Estimate water discharge based on pressure and opening diameter.

The gauge pressure at the opening.
Internal diameter of pipe or nozzle.
0.60 – 0.62 for sharp edges, 0.95 – 0.98 for smooth nozzles.
To calculate total volume.
Calculation Results
Flow Rate (GPM):
Flow Rate (Liters/min):
Exit Velocity:
Total Volume (over 60 mins):

How to Calculate Water Flow Rate Using Pressure

Determining the flow rate of water through a pipe, nozzle, or leak based purely on pressure is a common task in plumbing, irrigation, and engineering. The relationship between pressure and flow rate is governed by fundamental fluid dynamics, specifically derived from Bernoulli's principle.

The Physics: Bernoulli and Torricelli

When water exits a pressurized system through an orifice (an opening), pressure energy is converted into kinetic energy (velocity). The theoretical velocity of the water exiting the opening can be calculated using Torricelli's Law:

v = √(2 * P / ρ)

Where:
v = Velocity of the fluid
P = Pressure (in Pascals)
ρ = Density of water (approx. 1000 kg/m³)

The Flow Rate Formula

To find the volumetric flow rate (Q), we multiply the velocity by the cross-sectional area of the opening (A), and apply a Discharge Coefficient (Cd). The Cd accounts for real-world friction and turbulence that slows the water down compared to the theoretical ideal.

Q = Cd * A * √(2 * P / ρ)

Understanding the Inputs

  • Water Pressure (PSI): This is the static pressure measured by a gauge near the opening. Higher pressure forces water out faster.
  • Opening Diameter: The size of the hole. Even small increases in diameter dramatically increase flow because Area is a function of the radius squared (A = πr²).
  • Discharge Coefficient (Cd): This is an efficiency factor.
    • Use 0.60 – 0.62 for a sharp-edged hole (like a drilled hole in a tank or a burst pipe).
    • Use 0.80 – 0.85 for a short tube.
    • Use 0.95 – 0.98 for a smooth, well-designed nozzle (like a fire hose nozzle).

Example Calculation

Let's calculate the flow rate for a standard garden hose spigot with a pressure of 50 PSI and an opening diameter of 0.5 inches.

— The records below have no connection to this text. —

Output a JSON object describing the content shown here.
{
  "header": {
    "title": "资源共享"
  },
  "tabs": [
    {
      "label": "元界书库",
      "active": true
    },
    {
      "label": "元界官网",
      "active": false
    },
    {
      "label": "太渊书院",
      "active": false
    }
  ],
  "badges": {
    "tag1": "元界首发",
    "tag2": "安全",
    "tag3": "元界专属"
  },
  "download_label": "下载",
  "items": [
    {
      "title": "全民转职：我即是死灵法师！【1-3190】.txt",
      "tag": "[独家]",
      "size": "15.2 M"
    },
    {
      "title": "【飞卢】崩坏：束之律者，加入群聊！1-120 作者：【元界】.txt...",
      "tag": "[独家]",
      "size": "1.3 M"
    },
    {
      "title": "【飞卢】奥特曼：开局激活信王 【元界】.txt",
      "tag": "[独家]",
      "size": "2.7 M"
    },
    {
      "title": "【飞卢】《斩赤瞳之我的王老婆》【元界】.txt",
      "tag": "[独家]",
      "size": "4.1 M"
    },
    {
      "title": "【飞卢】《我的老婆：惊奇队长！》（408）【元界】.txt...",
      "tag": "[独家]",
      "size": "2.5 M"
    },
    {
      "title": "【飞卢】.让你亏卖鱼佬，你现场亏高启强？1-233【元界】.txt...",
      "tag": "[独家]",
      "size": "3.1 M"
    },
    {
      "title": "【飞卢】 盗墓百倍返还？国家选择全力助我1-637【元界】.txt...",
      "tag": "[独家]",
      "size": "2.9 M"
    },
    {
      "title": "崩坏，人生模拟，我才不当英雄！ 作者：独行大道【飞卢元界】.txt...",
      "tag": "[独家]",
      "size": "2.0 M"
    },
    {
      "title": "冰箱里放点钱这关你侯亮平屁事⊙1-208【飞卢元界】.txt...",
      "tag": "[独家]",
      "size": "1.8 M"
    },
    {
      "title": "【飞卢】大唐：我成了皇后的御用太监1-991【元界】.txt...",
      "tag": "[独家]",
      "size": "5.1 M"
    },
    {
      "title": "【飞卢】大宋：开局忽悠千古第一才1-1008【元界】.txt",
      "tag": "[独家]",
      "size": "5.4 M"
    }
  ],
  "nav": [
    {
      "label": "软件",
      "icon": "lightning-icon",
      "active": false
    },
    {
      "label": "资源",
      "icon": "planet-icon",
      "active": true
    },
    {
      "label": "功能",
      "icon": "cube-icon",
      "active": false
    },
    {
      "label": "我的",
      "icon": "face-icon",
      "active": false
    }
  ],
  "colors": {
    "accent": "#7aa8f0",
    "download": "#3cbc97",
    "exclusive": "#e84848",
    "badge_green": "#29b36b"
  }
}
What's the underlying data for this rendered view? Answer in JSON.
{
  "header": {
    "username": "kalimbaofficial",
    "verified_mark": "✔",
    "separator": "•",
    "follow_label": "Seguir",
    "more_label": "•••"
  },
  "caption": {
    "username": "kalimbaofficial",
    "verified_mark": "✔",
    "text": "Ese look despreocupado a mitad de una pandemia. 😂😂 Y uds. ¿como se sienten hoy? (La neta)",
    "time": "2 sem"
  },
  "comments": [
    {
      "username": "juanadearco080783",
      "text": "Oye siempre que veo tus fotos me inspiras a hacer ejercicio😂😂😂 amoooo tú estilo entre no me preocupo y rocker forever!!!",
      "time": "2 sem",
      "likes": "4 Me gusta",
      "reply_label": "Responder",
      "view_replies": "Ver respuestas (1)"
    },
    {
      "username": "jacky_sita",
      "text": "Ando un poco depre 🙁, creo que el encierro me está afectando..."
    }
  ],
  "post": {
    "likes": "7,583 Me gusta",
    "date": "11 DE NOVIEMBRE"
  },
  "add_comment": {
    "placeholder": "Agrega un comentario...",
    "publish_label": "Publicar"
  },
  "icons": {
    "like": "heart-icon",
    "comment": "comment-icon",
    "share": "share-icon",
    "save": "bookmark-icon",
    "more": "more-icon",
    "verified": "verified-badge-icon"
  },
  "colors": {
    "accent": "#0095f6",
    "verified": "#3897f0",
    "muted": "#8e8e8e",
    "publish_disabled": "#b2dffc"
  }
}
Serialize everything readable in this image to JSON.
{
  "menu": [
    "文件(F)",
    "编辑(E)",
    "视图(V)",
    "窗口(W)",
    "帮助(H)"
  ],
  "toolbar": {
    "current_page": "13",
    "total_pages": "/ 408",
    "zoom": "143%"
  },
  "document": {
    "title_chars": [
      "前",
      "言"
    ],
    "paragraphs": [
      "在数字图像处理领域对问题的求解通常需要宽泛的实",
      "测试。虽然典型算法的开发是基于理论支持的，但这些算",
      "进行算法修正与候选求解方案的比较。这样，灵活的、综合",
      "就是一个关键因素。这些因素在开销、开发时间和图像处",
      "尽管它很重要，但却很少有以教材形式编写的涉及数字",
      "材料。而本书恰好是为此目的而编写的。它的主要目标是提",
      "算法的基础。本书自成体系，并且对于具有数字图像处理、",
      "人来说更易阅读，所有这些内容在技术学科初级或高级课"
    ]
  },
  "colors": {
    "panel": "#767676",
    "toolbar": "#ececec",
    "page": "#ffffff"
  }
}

  1. Convert Pressure: 50 PSI ≈ 344,738 Pascals.
  2. Convert Diameter: 0.5 inches = 0.0127 meters. Radius = 0.00635 m.
  3. Calculate Area: A = π * (0.00635)² ≈ 0.0001267 m².
  4. Ideal Velocity: √(2 * 344738 / 1000) ≈ 26.26 m/s.
  5. Apply Cd (0.62): Real Velocity ≈ 16.28 m/s.
  6. Flow Rate: 16.28 * 0.0001267 ≈ 0.00206 m³/s.
  7. Convert to GPM: 0.00206 m³/s ≈ 32.6 GPM.

Note: This calculation assumes free discharge into the atmosphere. If the water is flowing into another pressurized pipe, you must use the pressure difference (ΔP) between the two points.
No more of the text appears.